He has been labeled the “King of Kink” by the media, called the Antichrist by groups of radical feminists and straddled the line between art and pornography (to be fair, he did make a porn film, but in his own words “I only showed it once, in a museum.”), yet Helmut Newton is considered one of the most important photographers of the twentieth century. Beyond the vehement criticism, mostly early in his career, Newton’s reputation, both behind the lens and in front of it has earned him high praise from many of the most respected names in both art and fashion. Anna Wintour, the editor-in-chief of American Vogue, who has published Newton’s photographs for years says, “He loves to be outrageous.” and calls him “…unbelievably influential.”
Though he was interested in photography since childhood, the journey to becoming an acclaimed fashion photographer who photographed some of the most beautiful women in the world reads like a work of Hollywood fiction. Helmut Neustädter was born in Berlin on October 31, 1920 the son of Klara and Max Neustädter. His father owned a button factory, which afforded the family a very comfortable living. At the age of 12, Helmut bought his first camera, a Kodak Brownie, with hopes of traveling the world as a photojournalist. Wanting their son to learn a trade, his parents arranged an apprenticeship with a society photographer, called Madame Yva, where Helmut, then 16, learned to use a camera. It was also during this apprenticeship where he saw his first lingerie shoot, which, though unknown at the time, would set the stage for the remainder of his career.

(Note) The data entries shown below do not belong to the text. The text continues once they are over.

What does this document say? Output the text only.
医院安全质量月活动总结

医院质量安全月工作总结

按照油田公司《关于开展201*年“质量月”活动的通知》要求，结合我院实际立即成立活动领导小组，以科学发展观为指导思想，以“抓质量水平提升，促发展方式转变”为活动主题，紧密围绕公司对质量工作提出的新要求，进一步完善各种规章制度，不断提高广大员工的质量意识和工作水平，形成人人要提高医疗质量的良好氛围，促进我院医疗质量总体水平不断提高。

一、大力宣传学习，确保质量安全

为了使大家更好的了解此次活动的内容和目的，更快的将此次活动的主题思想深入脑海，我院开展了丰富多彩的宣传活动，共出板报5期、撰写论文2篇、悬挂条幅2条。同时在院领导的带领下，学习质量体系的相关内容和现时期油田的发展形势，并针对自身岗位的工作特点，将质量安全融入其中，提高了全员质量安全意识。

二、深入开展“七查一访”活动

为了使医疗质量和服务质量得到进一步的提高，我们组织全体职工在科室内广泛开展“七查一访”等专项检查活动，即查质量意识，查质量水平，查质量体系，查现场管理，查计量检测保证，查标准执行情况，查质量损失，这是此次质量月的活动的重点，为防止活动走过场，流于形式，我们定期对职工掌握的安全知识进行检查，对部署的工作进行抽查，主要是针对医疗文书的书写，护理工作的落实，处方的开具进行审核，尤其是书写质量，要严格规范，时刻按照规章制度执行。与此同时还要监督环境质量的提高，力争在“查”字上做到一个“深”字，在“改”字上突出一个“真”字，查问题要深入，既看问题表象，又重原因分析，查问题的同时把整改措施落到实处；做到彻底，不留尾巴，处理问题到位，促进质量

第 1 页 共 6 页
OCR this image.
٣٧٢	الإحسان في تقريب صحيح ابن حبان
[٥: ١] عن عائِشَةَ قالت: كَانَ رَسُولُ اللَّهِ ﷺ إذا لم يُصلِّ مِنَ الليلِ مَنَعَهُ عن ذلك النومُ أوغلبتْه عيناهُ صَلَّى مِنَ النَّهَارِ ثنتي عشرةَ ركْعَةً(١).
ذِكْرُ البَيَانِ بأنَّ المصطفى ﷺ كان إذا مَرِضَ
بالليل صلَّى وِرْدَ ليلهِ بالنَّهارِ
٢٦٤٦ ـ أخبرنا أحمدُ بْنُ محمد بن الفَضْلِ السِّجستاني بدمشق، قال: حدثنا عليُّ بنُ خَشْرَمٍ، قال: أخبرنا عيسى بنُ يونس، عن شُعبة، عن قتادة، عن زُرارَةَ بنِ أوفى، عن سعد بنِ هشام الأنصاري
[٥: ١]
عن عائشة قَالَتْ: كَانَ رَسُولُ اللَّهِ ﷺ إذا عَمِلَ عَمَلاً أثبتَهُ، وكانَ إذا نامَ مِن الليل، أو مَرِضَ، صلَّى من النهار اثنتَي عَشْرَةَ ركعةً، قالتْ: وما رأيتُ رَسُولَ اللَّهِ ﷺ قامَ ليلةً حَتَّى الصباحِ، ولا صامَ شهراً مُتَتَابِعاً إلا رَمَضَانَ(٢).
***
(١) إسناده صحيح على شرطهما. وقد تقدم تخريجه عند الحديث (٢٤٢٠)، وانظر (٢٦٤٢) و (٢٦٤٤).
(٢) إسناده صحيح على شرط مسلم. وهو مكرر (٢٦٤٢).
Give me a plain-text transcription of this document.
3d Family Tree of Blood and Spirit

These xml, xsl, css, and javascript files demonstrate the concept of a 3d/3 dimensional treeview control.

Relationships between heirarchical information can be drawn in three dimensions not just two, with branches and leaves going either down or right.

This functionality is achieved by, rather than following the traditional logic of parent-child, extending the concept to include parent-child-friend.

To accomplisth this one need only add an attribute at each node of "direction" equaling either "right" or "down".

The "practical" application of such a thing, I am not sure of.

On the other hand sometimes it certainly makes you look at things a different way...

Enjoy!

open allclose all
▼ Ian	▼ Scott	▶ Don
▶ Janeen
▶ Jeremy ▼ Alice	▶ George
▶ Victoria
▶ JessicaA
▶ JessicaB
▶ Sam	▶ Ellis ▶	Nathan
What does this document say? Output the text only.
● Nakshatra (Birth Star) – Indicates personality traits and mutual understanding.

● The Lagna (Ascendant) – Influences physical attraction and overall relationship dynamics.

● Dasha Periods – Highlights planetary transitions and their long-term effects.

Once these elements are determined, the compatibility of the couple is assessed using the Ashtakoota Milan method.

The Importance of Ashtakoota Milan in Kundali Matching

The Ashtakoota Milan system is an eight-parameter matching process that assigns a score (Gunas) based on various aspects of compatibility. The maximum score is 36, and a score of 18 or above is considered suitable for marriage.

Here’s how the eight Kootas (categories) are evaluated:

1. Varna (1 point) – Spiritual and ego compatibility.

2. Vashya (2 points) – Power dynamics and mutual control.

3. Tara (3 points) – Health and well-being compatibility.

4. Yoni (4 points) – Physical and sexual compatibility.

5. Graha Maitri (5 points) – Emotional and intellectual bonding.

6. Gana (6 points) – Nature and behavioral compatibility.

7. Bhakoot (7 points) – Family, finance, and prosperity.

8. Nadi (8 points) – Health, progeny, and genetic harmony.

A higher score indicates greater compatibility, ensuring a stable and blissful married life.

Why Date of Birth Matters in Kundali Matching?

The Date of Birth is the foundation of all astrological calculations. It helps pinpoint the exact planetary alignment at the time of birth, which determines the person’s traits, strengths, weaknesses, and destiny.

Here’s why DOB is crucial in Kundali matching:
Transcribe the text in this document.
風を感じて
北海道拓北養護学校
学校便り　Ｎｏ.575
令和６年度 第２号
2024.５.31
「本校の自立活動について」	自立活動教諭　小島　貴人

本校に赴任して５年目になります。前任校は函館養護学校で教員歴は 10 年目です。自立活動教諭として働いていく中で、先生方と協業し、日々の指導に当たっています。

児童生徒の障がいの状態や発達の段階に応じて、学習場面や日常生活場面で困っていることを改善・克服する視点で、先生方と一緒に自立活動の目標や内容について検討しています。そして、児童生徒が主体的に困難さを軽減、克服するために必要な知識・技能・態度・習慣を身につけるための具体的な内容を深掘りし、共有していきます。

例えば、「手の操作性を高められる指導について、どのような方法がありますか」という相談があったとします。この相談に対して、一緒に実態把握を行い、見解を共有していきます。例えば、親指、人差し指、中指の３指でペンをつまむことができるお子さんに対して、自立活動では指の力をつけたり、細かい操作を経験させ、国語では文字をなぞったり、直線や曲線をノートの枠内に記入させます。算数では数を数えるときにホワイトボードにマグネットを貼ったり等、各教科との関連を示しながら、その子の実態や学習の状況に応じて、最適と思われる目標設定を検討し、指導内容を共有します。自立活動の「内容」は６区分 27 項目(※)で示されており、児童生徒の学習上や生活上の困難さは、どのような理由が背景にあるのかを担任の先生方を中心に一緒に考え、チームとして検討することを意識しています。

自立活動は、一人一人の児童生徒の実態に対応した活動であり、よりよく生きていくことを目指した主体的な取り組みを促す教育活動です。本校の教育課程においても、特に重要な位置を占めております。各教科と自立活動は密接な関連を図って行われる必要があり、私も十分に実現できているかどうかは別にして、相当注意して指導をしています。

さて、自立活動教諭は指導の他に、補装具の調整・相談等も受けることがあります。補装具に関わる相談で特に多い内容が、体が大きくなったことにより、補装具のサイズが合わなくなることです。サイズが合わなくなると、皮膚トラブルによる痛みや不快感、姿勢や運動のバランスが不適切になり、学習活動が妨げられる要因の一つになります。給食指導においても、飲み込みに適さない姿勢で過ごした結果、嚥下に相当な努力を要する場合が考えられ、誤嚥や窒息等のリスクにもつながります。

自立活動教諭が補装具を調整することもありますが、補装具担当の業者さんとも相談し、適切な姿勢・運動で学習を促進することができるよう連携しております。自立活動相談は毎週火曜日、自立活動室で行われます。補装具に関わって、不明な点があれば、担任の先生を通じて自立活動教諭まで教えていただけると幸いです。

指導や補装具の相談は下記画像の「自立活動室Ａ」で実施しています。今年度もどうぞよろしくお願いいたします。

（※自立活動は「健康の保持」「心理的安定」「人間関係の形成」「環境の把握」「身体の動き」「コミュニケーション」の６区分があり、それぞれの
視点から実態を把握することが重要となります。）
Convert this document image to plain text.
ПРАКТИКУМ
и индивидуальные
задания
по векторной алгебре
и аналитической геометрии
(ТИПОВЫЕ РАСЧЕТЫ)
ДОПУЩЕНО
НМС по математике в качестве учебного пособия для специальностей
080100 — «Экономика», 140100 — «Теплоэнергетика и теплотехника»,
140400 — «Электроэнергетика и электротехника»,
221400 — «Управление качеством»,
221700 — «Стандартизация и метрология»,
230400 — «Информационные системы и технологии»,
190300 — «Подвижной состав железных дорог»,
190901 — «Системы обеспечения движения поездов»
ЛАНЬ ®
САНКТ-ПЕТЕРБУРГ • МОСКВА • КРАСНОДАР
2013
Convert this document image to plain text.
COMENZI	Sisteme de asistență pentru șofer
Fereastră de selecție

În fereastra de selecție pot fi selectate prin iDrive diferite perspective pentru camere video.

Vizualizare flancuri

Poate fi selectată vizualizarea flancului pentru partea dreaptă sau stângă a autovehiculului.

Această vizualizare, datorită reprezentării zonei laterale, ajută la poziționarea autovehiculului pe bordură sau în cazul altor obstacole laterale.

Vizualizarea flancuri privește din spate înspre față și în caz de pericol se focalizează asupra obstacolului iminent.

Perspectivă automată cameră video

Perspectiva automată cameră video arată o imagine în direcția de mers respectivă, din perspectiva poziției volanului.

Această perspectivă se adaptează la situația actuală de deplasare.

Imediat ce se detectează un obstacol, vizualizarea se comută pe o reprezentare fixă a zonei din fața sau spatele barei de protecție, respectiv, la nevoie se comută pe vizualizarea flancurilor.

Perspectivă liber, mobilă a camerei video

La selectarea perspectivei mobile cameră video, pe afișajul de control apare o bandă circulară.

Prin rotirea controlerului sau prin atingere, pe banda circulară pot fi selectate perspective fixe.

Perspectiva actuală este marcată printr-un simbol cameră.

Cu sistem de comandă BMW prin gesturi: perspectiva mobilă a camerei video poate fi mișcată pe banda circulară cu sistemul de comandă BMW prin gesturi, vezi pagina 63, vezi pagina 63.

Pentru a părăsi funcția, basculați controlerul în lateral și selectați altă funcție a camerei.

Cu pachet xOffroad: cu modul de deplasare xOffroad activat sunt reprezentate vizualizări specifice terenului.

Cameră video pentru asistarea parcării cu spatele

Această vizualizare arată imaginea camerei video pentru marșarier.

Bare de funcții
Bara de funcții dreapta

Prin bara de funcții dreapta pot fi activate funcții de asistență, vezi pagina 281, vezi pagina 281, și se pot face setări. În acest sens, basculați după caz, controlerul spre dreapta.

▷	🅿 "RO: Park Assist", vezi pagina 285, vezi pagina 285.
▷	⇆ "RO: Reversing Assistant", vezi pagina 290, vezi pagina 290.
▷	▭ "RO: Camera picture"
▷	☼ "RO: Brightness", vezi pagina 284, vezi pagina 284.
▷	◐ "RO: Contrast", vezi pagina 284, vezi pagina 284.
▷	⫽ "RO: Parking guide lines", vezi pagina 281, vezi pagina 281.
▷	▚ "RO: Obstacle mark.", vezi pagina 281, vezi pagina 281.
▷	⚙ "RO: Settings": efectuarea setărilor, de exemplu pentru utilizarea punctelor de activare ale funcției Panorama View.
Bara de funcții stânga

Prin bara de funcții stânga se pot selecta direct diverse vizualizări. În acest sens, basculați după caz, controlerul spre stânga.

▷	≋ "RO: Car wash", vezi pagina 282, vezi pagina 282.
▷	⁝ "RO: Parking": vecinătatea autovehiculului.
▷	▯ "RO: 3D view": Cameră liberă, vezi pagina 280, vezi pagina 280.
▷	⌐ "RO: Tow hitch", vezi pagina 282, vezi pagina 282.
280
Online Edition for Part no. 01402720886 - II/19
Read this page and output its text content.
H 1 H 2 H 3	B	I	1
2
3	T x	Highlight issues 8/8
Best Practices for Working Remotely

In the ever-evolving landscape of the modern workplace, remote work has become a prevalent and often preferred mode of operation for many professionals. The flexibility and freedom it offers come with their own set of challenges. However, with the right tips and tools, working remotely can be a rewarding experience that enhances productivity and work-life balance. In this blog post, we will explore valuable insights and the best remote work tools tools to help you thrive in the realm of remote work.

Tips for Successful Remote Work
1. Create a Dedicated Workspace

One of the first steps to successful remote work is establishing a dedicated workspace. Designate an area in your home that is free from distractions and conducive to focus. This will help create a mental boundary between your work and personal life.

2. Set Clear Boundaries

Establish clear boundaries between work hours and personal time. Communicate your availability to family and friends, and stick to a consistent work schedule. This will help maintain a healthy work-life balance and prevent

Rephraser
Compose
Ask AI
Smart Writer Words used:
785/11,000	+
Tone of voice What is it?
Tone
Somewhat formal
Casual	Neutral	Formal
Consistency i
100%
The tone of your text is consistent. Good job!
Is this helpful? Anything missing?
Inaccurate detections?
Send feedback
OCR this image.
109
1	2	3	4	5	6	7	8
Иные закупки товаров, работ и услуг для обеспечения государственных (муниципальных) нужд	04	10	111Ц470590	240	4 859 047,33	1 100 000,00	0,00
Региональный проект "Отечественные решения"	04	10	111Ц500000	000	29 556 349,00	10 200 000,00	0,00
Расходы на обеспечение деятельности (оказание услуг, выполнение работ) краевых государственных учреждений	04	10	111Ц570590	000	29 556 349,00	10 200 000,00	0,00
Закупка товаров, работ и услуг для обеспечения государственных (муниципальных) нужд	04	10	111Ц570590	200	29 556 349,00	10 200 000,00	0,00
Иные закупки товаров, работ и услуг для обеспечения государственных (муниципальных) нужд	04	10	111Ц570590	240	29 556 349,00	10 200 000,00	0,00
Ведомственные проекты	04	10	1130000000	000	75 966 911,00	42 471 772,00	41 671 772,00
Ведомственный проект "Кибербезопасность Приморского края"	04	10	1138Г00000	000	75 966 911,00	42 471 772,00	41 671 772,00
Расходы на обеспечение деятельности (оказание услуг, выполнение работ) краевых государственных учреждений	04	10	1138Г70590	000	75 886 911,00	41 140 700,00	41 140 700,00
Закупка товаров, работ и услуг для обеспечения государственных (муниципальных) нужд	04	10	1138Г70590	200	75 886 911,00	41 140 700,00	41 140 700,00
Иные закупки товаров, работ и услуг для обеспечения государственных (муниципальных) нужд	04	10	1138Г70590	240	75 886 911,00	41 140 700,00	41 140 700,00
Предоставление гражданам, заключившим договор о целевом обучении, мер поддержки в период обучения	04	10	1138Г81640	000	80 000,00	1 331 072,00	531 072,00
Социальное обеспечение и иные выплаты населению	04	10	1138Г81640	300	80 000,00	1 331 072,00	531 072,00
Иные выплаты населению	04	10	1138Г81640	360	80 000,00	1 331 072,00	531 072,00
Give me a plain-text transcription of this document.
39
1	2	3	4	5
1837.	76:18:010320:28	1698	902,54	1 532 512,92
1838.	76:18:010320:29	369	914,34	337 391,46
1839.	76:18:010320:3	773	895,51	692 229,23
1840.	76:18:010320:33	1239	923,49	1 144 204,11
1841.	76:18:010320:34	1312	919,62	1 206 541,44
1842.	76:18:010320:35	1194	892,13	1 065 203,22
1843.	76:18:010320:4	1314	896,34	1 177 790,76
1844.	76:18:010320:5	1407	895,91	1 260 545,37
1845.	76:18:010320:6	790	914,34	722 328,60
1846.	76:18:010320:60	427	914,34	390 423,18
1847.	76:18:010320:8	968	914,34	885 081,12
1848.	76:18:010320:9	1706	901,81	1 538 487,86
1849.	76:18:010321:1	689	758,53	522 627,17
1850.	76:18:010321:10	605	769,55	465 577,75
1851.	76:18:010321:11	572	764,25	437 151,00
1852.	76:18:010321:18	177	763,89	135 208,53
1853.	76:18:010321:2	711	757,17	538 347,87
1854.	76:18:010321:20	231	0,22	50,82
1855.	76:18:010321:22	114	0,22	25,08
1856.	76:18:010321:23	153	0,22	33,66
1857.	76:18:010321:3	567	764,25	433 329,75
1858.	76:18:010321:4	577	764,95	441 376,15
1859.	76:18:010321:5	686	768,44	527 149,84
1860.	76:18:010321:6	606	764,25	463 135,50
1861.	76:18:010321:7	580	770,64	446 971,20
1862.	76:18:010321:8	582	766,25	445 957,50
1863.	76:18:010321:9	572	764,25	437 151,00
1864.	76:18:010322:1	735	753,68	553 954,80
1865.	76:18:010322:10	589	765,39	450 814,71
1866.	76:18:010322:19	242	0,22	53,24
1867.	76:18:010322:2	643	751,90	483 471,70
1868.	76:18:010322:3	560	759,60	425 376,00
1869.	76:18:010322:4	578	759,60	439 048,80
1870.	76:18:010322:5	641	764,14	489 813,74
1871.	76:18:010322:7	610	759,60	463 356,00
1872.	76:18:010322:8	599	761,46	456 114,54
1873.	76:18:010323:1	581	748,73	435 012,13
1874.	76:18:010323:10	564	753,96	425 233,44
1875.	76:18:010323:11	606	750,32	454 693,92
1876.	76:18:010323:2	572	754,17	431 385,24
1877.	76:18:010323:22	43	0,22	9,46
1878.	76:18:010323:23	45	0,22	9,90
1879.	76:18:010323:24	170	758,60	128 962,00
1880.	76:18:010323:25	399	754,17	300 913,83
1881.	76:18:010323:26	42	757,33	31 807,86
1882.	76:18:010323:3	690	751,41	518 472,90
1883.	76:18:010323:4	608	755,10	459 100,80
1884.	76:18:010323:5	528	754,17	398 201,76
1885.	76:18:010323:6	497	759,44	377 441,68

Once Hitler took in power in 1933, Nazism became the official ideology of Germany and, in 1935, with the passing of the Nuremberg Law, it became increasingly difficult for Jewish families, such as Helmut’s. As a result of the laws, Helmut’s father lost his factory and was placed briefly in a concentration camp. In November of 1938, Helmut and his family fled Germany. His parents went to South America, while Helmut went to Singapore where he briefly worked as a portrait photographer before being interned by the British authorities and ultimately sent to Australia aboard the Queen Mary. Newton was kept in internment for two years and, upon his release in 1942, he enlisted with the Australian Army where he worked as a truck driver. When the war ended in 1945, Helmut chose to remain in Australia, became a citizen and changed his last name to Newton.
Still feeling that photography was his calling, Newton opened a studio on Flanders Lane, a fashionable street in the textile district of Melbourne, where he began to shoot fashion and theatre. It was there that Newton would also see his work in his first exhibition, along with architectural photographer Wolfgang Sievers, who had served alongside Newton in the army. In 1953, Newton formed a partnership with another fashion photographer, Henry Talbot, though with Newton’s reputation as a fashion photographer growing, it was to be somewhat short lived.
In 1956, Newton was commissioned to shoot a special supplement for Vogue Magazine, which landed him a 12-month contract with British Vogue. Unfortunately, this meant he would have to leave the studio recently started with Talbot and move to London. However, Newton did not finish he contract for the magazine and, instead moved to Paris to work for various French and German fashion magazines. He returned to Melbourne in March of 1959, under contract for Australian Vogue. His homecoming was again to be short lived, as he moved to Paris in 1961, where he continued working as a fashion photographer, shooting for French Vogue and Harper’s Bazaar (home of legendary Fashion Editor Polly Mellen). It was during his time in Paris that he was developing the stylized eroticism that would become his signature, fueled, at least partially, by what Newton calls his “rather nasty Berlin sense of humor.”
The 1980s ushered in the Supermodels, not at all the waif-like models of the 60s, and, for Newton, it was the inspiration he needed to produce one of the most notable projects of his career. Newton says, “And then the big Swedish, German, and American girls came on the scene in the ‘80s. They were built like truck drivers, which is a look that I like. It was the heyday of the super models like Cindy Crawford — Cindy had a great quality.” The project was called Big Nudes and in it, Newton created a new chapter in his body of work. The photographs were a stark contrast to his elaborately styled fashion work and, instead, were meant to evoke the strength of the women (a favorite theme of Newton), who were photographed on an empty set in nothing but high-heeled shoes.
Helmut Newton has influenced countless photographers, but his mark of influence also extends beyond photography into fashion, advertising and design. Fashion design icon and film director, Tom Ford, was Creative Director of both Gucci and Yves Saint Laurent when he used a series of Newton’s photographs of women in orthopedic body braces as the inspiration for a line of jewelry. ”I was very aware of his twisted sexual fantasies as I was growing up in the 70′s,” says Ford. ”Every one of them has some sort of debauched setting and the subtlest layers of meaning. It was shocking, stunning and nauseating — but gave the sensation of the utmost glamour. That buzz. That, to me, became fashion.”